The peculiarity of the Epiphany canon can also be explained if it is placed in the historical context discussed above. References to the Incarnation and baptism as one redemptive piece reflect the evidence that the themes of Nativity and Epiphany were included in a single Epiphany festival in the East. Thus, the canon caries a reminder that the background of the Palestinian tradition of this united celebration is not totally forgotten. As the author was writing in Palestine only a century and a half after this tradition was changed, he could well be familiar with its history. At the same time the canon clearly reflects the standard: the Nativity precedes the Epiphany historically and theologically.

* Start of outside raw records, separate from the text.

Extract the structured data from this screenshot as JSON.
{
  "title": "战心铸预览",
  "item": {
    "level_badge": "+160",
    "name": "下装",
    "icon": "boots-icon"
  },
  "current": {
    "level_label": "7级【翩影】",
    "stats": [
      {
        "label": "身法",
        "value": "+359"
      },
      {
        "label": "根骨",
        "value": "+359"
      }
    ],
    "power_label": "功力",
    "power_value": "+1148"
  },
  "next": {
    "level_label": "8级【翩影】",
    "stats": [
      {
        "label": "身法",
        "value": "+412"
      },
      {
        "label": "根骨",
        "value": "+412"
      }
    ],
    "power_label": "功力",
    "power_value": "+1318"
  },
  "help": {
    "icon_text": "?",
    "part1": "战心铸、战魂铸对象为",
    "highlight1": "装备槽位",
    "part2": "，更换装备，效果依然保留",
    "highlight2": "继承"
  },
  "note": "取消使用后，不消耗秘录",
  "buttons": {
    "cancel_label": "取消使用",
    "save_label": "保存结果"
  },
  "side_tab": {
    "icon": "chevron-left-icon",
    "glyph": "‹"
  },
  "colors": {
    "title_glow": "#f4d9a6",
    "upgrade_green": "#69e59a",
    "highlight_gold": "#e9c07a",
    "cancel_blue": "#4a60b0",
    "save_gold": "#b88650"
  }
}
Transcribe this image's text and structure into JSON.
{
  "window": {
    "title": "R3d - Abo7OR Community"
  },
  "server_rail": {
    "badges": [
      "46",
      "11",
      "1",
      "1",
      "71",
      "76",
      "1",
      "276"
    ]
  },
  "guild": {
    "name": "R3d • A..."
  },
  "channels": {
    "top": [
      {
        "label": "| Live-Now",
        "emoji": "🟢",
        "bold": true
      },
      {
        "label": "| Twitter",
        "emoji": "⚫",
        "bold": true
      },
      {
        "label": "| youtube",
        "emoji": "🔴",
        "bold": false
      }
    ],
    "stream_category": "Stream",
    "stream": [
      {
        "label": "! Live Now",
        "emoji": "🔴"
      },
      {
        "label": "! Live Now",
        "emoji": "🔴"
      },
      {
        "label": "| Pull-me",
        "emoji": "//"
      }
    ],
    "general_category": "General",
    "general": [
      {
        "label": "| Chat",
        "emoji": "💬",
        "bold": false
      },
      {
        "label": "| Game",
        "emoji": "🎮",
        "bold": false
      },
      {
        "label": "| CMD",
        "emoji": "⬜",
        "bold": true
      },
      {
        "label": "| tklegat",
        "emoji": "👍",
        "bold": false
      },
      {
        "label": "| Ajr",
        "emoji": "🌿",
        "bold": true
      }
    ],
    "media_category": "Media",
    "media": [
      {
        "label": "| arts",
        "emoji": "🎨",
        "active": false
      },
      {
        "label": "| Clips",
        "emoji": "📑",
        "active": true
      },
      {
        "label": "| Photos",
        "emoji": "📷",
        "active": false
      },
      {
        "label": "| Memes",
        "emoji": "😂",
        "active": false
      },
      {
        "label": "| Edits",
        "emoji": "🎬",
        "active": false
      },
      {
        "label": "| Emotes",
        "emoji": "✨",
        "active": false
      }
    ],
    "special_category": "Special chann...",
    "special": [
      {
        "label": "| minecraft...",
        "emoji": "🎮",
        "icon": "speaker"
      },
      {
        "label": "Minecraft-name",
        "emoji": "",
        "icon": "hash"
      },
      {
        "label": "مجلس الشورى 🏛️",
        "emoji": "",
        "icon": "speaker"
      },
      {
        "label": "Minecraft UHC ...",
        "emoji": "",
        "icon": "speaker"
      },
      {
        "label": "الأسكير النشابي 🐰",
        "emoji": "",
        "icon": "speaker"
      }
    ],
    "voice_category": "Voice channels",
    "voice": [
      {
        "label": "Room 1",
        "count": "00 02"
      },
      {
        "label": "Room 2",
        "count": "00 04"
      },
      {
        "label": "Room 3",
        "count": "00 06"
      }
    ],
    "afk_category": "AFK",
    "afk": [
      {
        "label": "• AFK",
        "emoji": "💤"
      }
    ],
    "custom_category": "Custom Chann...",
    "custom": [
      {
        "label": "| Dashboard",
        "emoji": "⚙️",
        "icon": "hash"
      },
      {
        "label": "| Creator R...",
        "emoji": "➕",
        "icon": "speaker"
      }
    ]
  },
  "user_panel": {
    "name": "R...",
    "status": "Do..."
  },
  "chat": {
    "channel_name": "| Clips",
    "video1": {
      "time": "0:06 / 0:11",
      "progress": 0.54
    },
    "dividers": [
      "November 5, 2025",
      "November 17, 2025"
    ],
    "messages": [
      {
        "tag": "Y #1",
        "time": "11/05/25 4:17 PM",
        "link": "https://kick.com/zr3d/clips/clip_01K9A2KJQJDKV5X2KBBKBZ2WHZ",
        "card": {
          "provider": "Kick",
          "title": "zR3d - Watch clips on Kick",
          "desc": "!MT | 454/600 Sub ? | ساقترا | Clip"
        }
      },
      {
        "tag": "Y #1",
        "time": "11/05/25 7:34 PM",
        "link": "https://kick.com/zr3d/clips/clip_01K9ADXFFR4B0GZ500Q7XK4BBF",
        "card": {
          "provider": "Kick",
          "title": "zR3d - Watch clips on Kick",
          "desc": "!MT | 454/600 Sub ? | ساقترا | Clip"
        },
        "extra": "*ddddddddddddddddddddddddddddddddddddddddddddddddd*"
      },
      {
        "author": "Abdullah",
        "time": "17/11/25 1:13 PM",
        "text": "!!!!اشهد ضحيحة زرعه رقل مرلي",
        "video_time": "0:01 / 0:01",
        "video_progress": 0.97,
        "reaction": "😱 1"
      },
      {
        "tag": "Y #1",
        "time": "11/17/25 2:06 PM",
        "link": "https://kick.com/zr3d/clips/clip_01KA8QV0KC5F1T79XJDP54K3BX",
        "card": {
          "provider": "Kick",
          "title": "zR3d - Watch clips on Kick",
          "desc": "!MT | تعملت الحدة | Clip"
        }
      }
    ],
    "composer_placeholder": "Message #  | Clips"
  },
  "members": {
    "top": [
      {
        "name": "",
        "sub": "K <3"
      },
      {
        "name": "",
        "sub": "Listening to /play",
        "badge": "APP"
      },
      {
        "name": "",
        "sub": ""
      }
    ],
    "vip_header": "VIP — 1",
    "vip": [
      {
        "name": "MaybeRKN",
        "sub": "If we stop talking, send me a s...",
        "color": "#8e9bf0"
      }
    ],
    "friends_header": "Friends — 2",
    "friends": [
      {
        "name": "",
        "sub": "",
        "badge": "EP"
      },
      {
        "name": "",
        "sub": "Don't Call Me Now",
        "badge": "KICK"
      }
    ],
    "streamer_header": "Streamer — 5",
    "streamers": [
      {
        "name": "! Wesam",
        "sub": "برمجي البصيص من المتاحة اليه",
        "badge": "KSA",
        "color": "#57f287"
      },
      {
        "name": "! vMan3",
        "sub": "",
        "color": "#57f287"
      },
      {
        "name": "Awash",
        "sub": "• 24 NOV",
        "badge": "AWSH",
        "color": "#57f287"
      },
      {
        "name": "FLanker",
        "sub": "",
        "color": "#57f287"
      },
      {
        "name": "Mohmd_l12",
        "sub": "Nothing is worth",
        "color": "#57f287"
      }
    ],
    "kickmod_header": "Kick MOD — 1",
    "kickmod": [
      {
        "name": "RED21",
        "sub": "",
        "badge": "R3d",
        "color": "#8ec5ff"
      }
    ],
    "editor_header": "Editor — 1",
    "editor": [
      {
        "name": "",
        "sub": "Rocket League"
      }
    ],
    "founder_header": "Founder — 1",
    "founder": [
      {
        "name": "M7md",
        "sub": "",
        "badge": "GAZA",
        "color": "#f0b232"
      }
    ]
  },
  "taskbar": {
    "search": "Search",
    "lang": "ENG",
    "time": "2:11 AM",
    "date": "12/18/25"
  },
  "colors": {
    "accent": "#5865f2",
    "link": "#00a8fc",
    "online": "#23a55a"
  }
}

As for a possible explanation of the Palestinian case, the canon does not show any evidence that the unique Palestinian custom might have been maintained by Monophysite or, perhaps, Origenists. The author does not hesitate to integrate both events and draws a single Orthodox Christological picture from them (no need to say that the Christology of both canons is identical). Whereas the first canon focuses on the Incarnation, the second concentrates on the baptism and the first public manifestation of God the Word, and contemplates the mysteries of Christian baptism. Christian Orthodox Church still holds the same Epiphany tradition which is reflected in the iambic canon attributed to John Damascene.